You Can't Please All: Bhupen Khakhar at Tate Modern
This past fall, I attended Tate Modern’s retrospective on the life and work of Bhupen Khakhar, a highly influential contemporary Indian artist who died in 2003. The retrospective, entitled You Can’t Please All, was framed around Khakar’s exploration of the Aesop fable involving the miller, his son, and the donkey.
Khakhar, an openly gay Indian man, who explored sexual acts between men and the male body in his work, held a deep understanding of the moral virtue of being true to one’s self, rather than desperately trying to please others. Khakar lived in a country that criminalized homosexuality, and his career spanned a period of time where overt explorations of this form of sexuality in art could be challenging.
The Caravan — India’s premier arts, culture, and politics magazine — provides an excellent profile of Khakhar and his work in response to You Can’t Please All that I am sure will be illuminating on both Khakhar and the contemporary art scene in India:
You Can’t Please All, the fine new retrospective of Bhupen Khakhar’s art at the Tate Modern in London, which comes with a superb hardback catalogue featuring reproductions of his paintings along with photographs from his life and some excellent critical essays, gets its name from his take on [Aesop’s fable on the miller, his son, and the donkey]...
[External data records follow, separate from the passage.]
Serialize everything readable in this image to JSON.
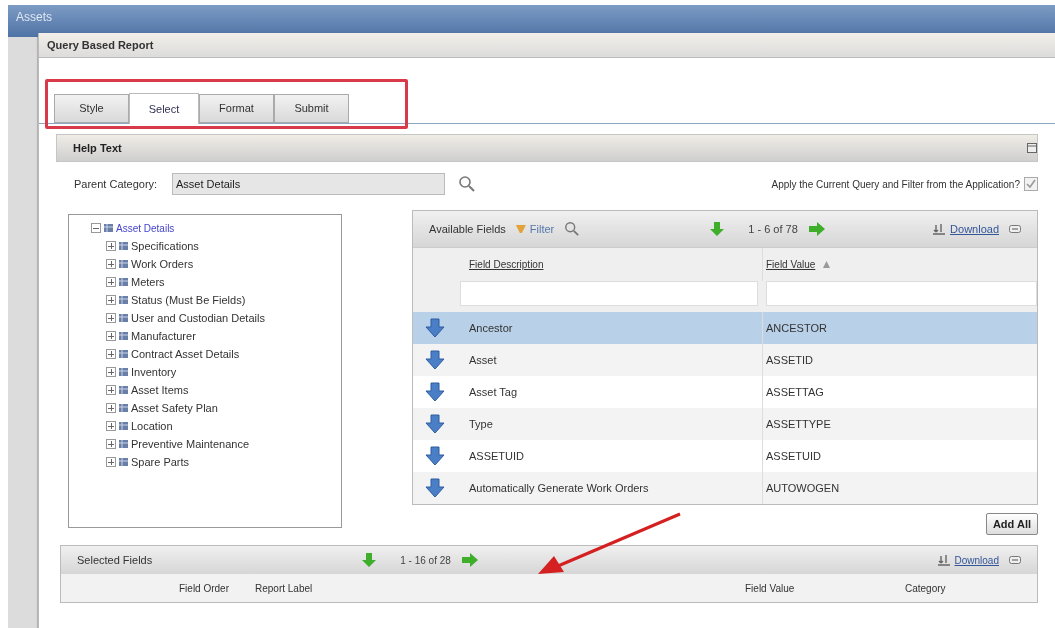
{
  "app_bar": {
    "title": "Assets"
  },
  "dialog": {
    "title": "Query Based Report"
  },
  "tabs": [
    {
      "label": "Style",
      "selected": false
    },
    {
      "label": "Select",
      "selected": true
    },
    {
      "label": "Format",
      "selected": false
    },
    {
      "label": "Submit",
      "selected": false
    }
  ],
  "help_bar": {
    "label": "Help Text"
  },
  "parent_category": {
    "label": "Parent Category:",
    "value": "Asset Details"
  },
  "apply_query": {
    "label": "Apply the Current Query and Filter from the Application?",
    "checked": true
  },
  "tree": [
    {
      "label": "Asset Details",
      "expanded": true,
      "children": [
        {
          "label": "Specifications",
          "expanded": false
        },
        {
          "label": "Work Orders",
          "expanded": false
        },
        {
          "label": "Meters",
          "expanded": false
        },
        {
          "label": "Status (Must Be Fields)",
          "expanded": false
        },
        {
          "label": "User and Custodian Details",
          "expanded": false
        },
        {
          "label": "Manufacturer",
          "expanded": false
        },
        {
          "label": "Contract Asset Details",
          "expanded": false
        },
        {
          "label": "Inventory",
          "expanded": false
        },
        {
          "label": "Asset Items",
          "expanded": false
        },
        {
          "label": "Asset Safety Plan",
          "expanded": false
        },
        {
          "label": "Location",
          "expanded": false
        },
        {
          "label": "Preventive Maintenance",
          "expanded": false
        },
        {
          "label": "Spare Parts",
          "expanded": false
        }
      ]
    }
  ],
  "available_fields": {
    "title": "Available Fields",
    "filter": "Filter",
    "paging": "1 - 6 of 78",
    "download": "Download",
    "columns": [
      "Field Description",
      "Field Value"
    ],
    "rows": [
      {
        "description": "Ancestor",
        "value": "ANCESTOR",
        "selected": true
      },
      {
        "description": "Asset",
        "value": "ASSETID",
        "selected": false
      },
      {
        "description": "Asset Tag",
        "value": "ASSETTAG",
        "selected": false
      },
      {
        "description": "Type",
        "value": "ASSETTYPE",
        "selected": false
      },
      {
        "description": "ASSETUID",
        "value": "ASSETUID",
        "selected": false
      },
      {
        "description": "Automatically Generate Work Orders",
        "value": "AUTOWOGEN",
        "selected": false
      }
    ]
  },
  "add_all": "Add All",
  "selected_fields": {
    "title": "Selected Fields",
    "paging": "1 - 16 of 28",
    "download": "Download",
    "columns": [
      "Field Order",
      "Report Label",
      "Field Value",
      "Category"
    ]
  }
}
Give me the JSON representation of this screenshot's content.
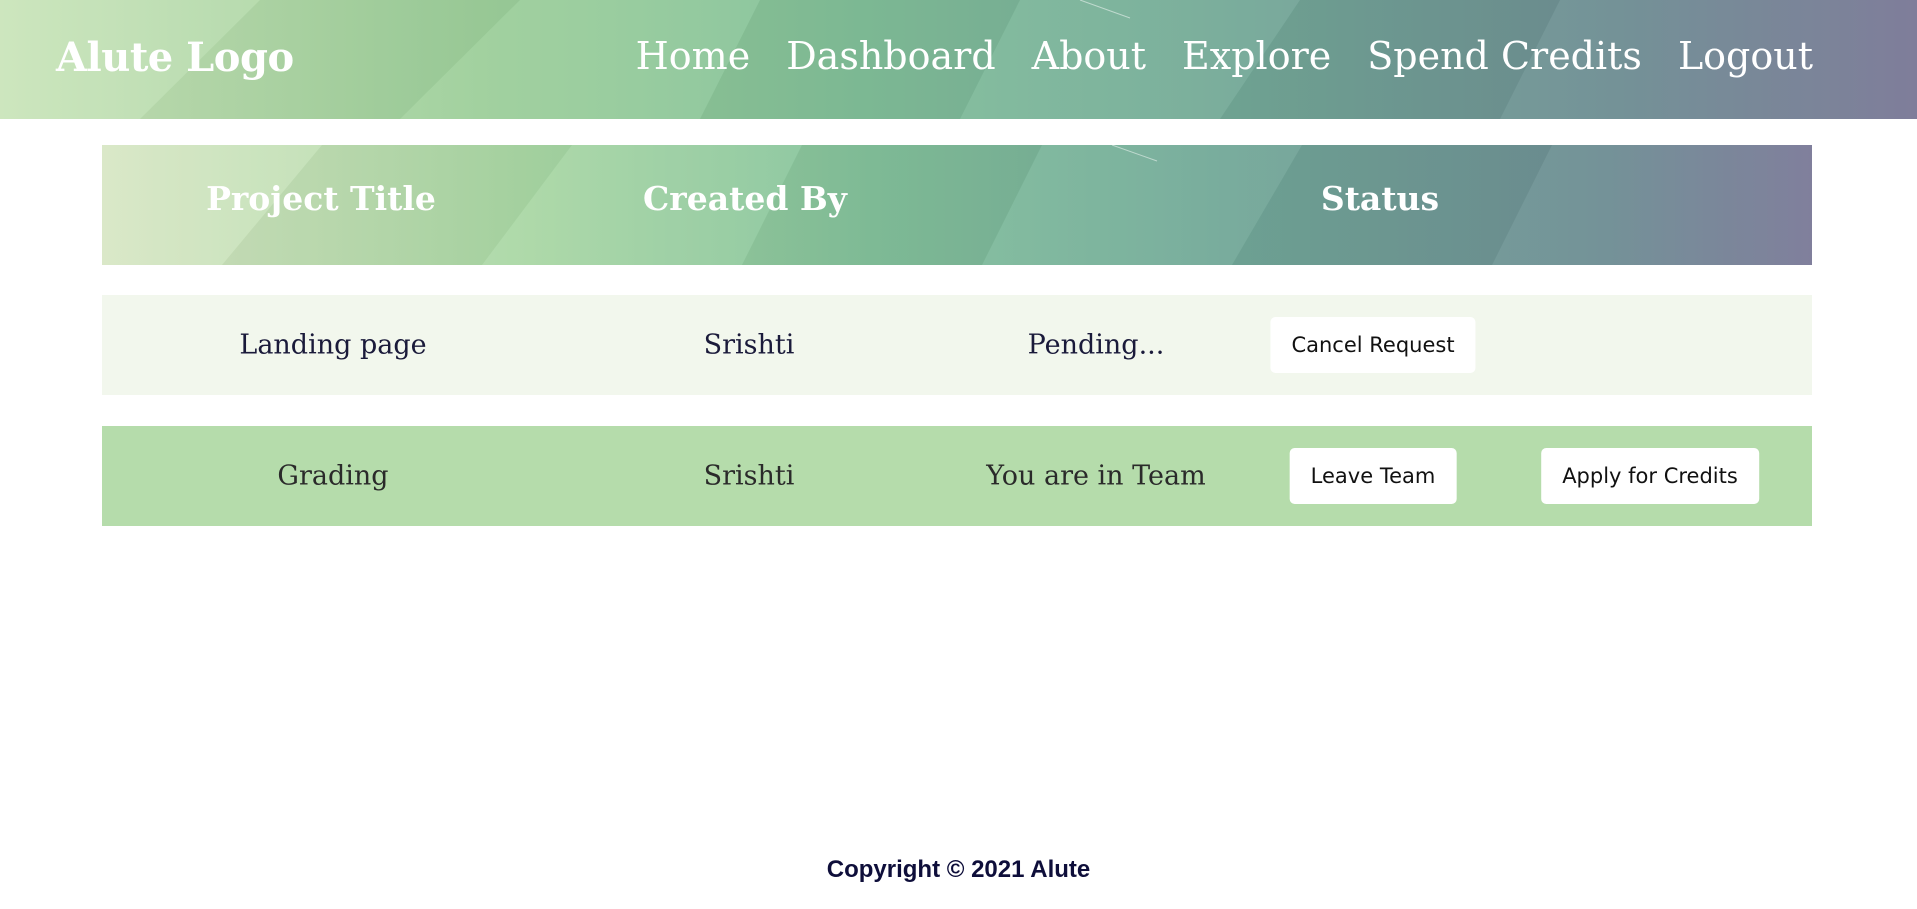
{
  "navbar": {
    "logo": "Alute Logo",
    "links": [
      "Home",
      "Dashboard",
      "About",
      "Explore",
      "Spend Credits",
      "Logout"
    ]
  },
  "table": {
    "headers": [
      "Project Title",
      "Created By",
      "Status"
    ],
    "rows": [
      {
        "title": "Landing page",
        "created_by": "Srishti",
        "status": "Pending...",
        "actions": [
          "Cancel Request"
        ]
      },
      {
        "title": "Grading",
        "created_by": "Srishti",
        "status": "You are in Team",
        "actions": [
          "Leave Team",
          "Apply for Credits"
        ]
      }
    ]
  },
  "footer": {
    "copyright": "Copyright © 2021 Alute"
  },
  "colors": {
    "row_light": "#f2f7ed",
    "row_green": "#b5dcab",
    "footer_text": "#0e0e3a"
  }
}
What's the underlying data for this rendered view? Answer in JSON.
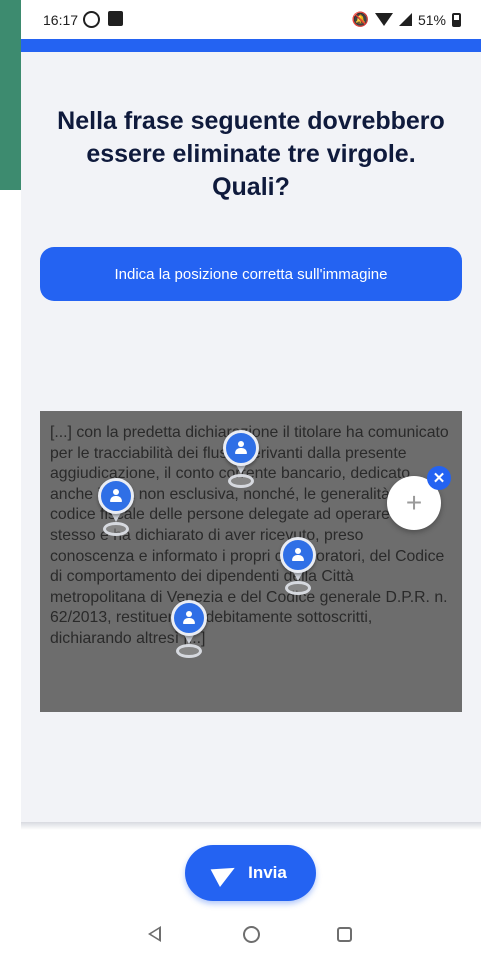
{
  "status_bar": {
    "time": "16:17",
    "battery": "51%"
  },
  "quiz": {
    "question": "Nella frase seguente dovrebbero essere eliminate tre virgole. Quali?",
    "instruction_button": "Indica la posizione corretta sull'immagine",
    "image_text": "[...] con la predetta dichiarazione il titolare ha comunicato per le tracciabilità dei flussi derivanti dalla presente aggiudicazione, il conto corrente bancario, dedicato anche in via non esclusiva, nonché, le generalità ed il codice fiscale delle persone delegate ad operare sullo stesso e ha dichiarato di aver ricevuto, preso conoscenza e informato i propri collaboratori, del Codice di comportamento dei dipendenti della Città metropolitana di Venezia e del Codice generale D.P.R. n. 62/2013, restituendoli debitamente sottoscritti, dichiarando altresì [...]",
    "markers_count": 4
  },
  "submit": {
    "label": "Invia"
  },
  "colors": {
    "primary": "#2463f2",
    "panel_bg": "#f2f3f7",
    "title": "#0f1a3c",
    "side_accent": "#3d8b6f"
  },
  "icons": {
    "marker": "person-pin-icon",
    "send": "paper-plane-icon",
    "close": "close-icon",
    "cursor": "plus-icon"
  }
}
The Tate’s exhibition features a short film from 1983 where Khakhar talks about his life and art. “In life,” he says, “we all the time make social adjustments to please people around us. We forget our duty towards ourselves. What we should do in art and life is do exactly what one likes.” This can sound on first reading like a merely selfish remark, but every single thing we know about Khakhar tells against this reading.
To “do exactly what one likes” can mean any number of things; it depends, obviously enough, on what one likes, and finding out what one likes can be the business of a lifetime’s reflection. “We forget our duty towards ourselves,” Khakhar says, choosing his words carefully. Duty, as he sees it, isn’t imposed on one from the outside—by society or the gods. Duty, in Khakhar’s idiolect, is a word for what one most fundamentally needs, an imperative that comes from the deepest self. It is not an ought, but a must. It can be destructive—as, indeed, can morality—but it needn’t be. Nor need it be selfish or callous to acknowledge the proper claims of the self. There is a place between selfishness and martyrdom, and much of human life is lived in it. All of Khakhar’s art—perhaps most good art—depicts that place.